Decades of deterministic software (where clicking "send" reliably sends, and "delete" reliably removes) has built deep trust. This confidence transfers uncritically to AI agents, which
appear functionally similar but operate fundamentally differently.

LLMs are probabilistic pattern machines predicting likely outputs, not executing verified instructions. The safety guarantees of deterministic systems don't apply. Yet the feeling of
safety persists, and that's problematic.

Understanding LLM Limitations

Yann LeCun (Turing Award winner) argues that before achieving genuine intelligence, AI must predict action consequences. LLMs instead predict the next token - the statistically probable
next element in a sequence. They generate responses without simulating outcomes. They lack models of physical consequences or persistent reasoning about "what happens if."

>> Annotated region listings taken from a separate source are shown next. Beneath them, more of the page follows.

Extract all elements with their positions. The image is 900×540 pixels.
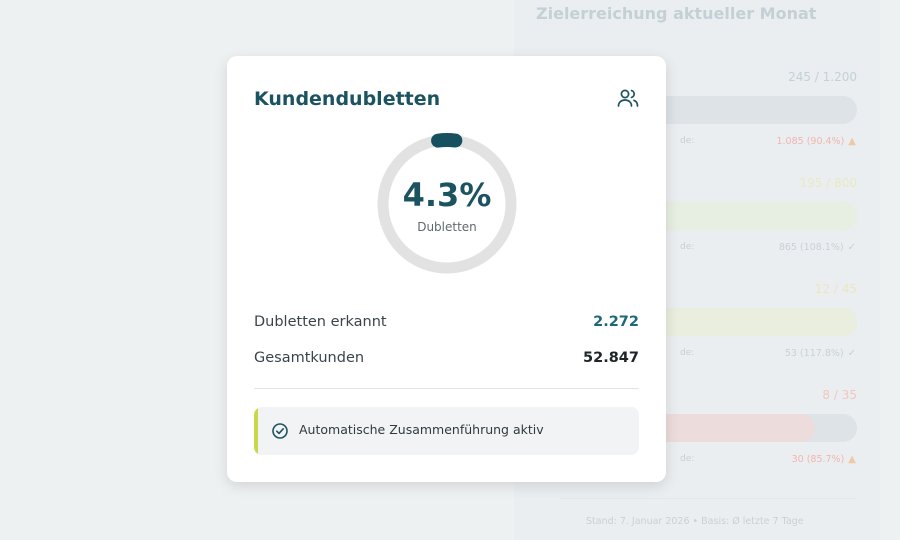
goal-progress-value-text: 1.085 (90.4%) [776, 136, 845, 147]
goal-footer-text: Stand: 7. Januar 2026 • Basis: Ø letzte … [586, 516, 804, 527]
duplicates-card: Kundendubletten 4.3% Dubletten Dubletten… [227, 56, 666, 482]
gauge-label: Dubletten [417, 220, 477, 234]
goal-row-count: 245 / 1.200 [788, 70, 857, 84]
goal-progress-value: 1.085 (90.4%) ▲ [776, 136, 856, 147]
auto-merge-status: Automatische Zusammenführung aktiv [254, 407, 639, 455]
gauge-fill [376, 133, 518, 275]
stat-row-total-customers: Gesamtkunden 52.847 [254, 347, 639, 369]
goal-row-count: 195 / 800 [799, 176, 857, 190]
stat-value: 52.847 [583, 350, 639, 366]
stat-row-duplicates: Dubletten erkannt 2.272 [254, 311, 639, 333]
goal-row-count: 12 / 45 [814, 282, 857, 296]
card-title: Kundendubletten [254, 88, 441, 110]
goal-progress-label: de: [680, 454, 695, 464]
stat-label: Gesamtkunden [254, 350, 365, 366]
goal-progress-value-text: 865 (108.1%) [778, 242, 844, 253]
goal-panel-title: Zielerreichung aktueller Monat [536, 4, 817, 23]
goal-row-count: 8 / 35 [822, 388, 857, 402]
status-text: Automatische Zusammenführung aktiv [299, 422, 544, 437]
check-icon: ✓ [847, 242, 856, 253]
goal-progress-value: 865 (108.1%) ✓ [779, 242, 856, 253]
warning-icon: ▲ [848, 454, 856, 465]
goal-progress-label: de: [680, 136, 695, 146]
goal-progress-value-text: 30 (85.7%) [791, 454, 845, 465]
goal-progress-value: 30 (85.7%) ▲ [792, 454, 856, 465]
status-accent-bar [254, 407, 258, 455]
goal-progress-value: 53 (117.8%) ✓ [785, 348, 856, 359]
check-circle-icon [272, 423, 288, 439]
stat-label: Dubletten erkannt [254, 314, 387, 330]
gauge-value: 4.3% [402, 176, 492, 214]
stat-value: 2.272 [593, 314, 639, 330]
goal-progress-label: de: [680, 348, 695, 358]
goal-progress-value-text: 53 (117.8%) [784, 348, 844, 359]
warning-icon: ▲ [848, 136, 856, 147]
card-divider [254, 388, 639, 389]
duplicate-gauge [376, 133, 518, 275]
check-icon: ✓ [847, 348, 856, 359]
users-icon [617, 89, 639, 107]
goal-footer-divider [560, 498, 857, 499]
goal-progress-label: de: [680, 242, 695, 252]
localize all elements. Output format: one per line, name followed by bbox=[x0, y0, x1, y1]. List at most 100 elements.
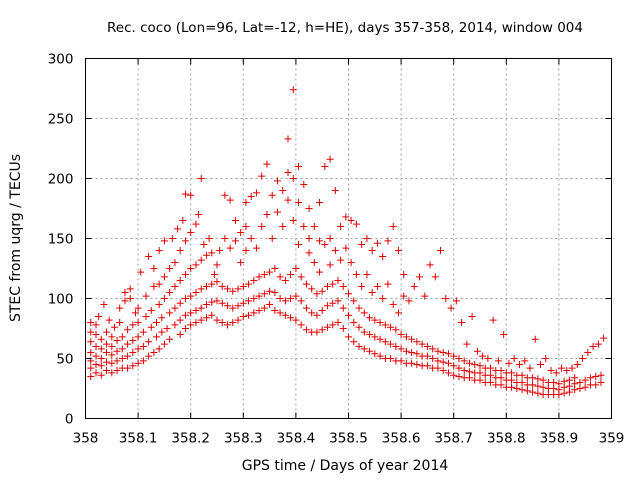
data-point bbox=[426, 261, 434, 269]
data-point bbox=[103, 367, 111, 374]
data-point bbox=[160, 340, 168, 348]
data-point bbox=[431, 273, 439, 281]
data-point bbox=[195, 211, 203, 218]
data-point bbox=[442, 295, 450, 302]
data-point bbox=[129, 362, 137, 370]
data-point bbox=[597, 379, 605, 386]
data-point bbox=[560, 383, 568, 391]
data-point bbox=[213, 316, 221, 324]
data-point bbox=[92, 361, 100, 368]
y-axis-label: STEC from uqrg / TECUs bbox=[8, 154, 24, 322]
data-point bbox=[337, 223, 345, 230]
data-point bbox=[465, 374, 473, 382]
data-point bbox=[563, 367, 571, 374]
data-point bbox=[313, 290, 321, 298]
data-point bbox=[202, 301, 210, 308]
data-point bbox=[295, 163, 303, 170]
data-point bbox=[542, 355, 550, 362]
data-point bbox=[250, 277, 258, 284]
data-point bbox=[210, 271, 218, 278]
x-tick-label: 358.4 bbox=[277, 431, 316, 447]
x-tick-label: 358 bbox=[73, 431, 99, 447]
data-point bbox=[92, 352, 100, 360]
y-tick-label: 200 bbox=[48, 172, 74, 188]
data-point bbox=[266, 268, 274, 276]
data-point bbox=[134, 333, 142, 341]
data-point bbox=[187, 292, 195, 300]
data-point bbox=[387, 323, 395, 331]
data-point bbox=[526, 364, 534, 372]
data-point bbox=[284, 196, 292, 204]
data-point bbox=[316, 199, 324, 206]
data-point bbox=[313, 311, 321, 319]
data-point bbox=[534, 375, 542, 383]
data-point bbox=[418, 340, 426, 348]
data-point bbox=[118, 333, 126, 341]
data-point bbox=[539, 383, 547, 391]
data-point bbox=[323, 302, 331, 310]
data-point bbox=[273, 177, 281, 185]
data-point bbox=[305, 249, 313, 257]
data-point bbox=[363, 235, 371, 242]
data-point bbox=[176, 331, 184, 338]
data-point bbox=[160, 237, 168, 245]
data-point bbox=[145, 352, 153, 360]
data-point bbox=[518, 371, 526, 379]
data-point bbox=[429, 355, 437, 362]
data-point bbox=[213, 278, 221, 286]
data-point bbox=[384, 280, 392, 288]
data-point bbox=[242, 223, 250, 230]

An agent deleting emails executes the next sequence step with identical computational mechanism as autocompleting a sentence. Modern AI systems improve at reasoning, but the underlying
mechanism remains prediction-based. Permission prompts and approval dialogs in deployed systems reveal that even creators don't trust unsupervised operation.

"If the AI can't predict consequences, someone has to. That's the human."

The Red Flag and the Car

Historical precedent supports cautious adoption. Early automobiles required someone walking ahead with a red flag, announcing their arrival. This sounds absurd now, but technology earned
trust incrementally: seatbelts, ABS, airbags, crumple zones, traffic rules, licensing, insurance. Each safeguard enabled next-stage adoption.

The parallel to autonomous vehicles reveals uncomfortable truths. Research from the University of Glasgow examines how cyclists could trust driverless cars. Human drivers communicate
intent through body language, eye contact, and subtle signals. Remove the human, and those signals vanish. Systems need entirely new communication methods.

Suggestions function as AI's equivalent of eye contact: "I'm thinking about doing this. Are you comfortable with that?" My system hasn't earned trust for autonomous action, nor was it
designed to.

Draft email reply in Emacs org-mode, ready to edit before approving

The Sliding Scale

Not every AI action requires human approval - that would be exhausting and counterproductive. The question is where to position the line.

Research from Cummings on automation levels and Nemeth on human roles in automated systems provides framework. Cummings describes a spectrum from 100% human control to 100% technology
control; most designers default toward technology. My PA was designed for the human end.

This is a sliding scale, not binary. Low-stakes, easily reversible actions can be more autonomous. My PA classifies emails independently. But sending replies, deleting content, or
dismissing alarms require explicit approval. Consequence severity should match autonomy level.

Interface design matters significantly. Draft replies appear as org-mode files in Emacs - my environment. I read, rewrite, adjust tone, add context the AI missed, then approve. That's not
thumbs-up/thumbs-down review; that's editorial control in a familiar tool. Interface shapes how seriously review occurs.

Nemeth's research (shared through Isabel Evans) identifies a cognitive shift: handing control to AI transforms your role from decision-maker to monitor. Monitoring is cognitively expensive

  • attention drifts, mistakes slip through, rubber-stamping happens. The suggestion model preserves humans as decision-makers actively choosing, not passively watching.

The Design

After a year of daily use, the naming choice feels vindicated. Building an AI assistant wasn't about making it do things - it was making it stop and ask.

"That's not a limitation. That's the design."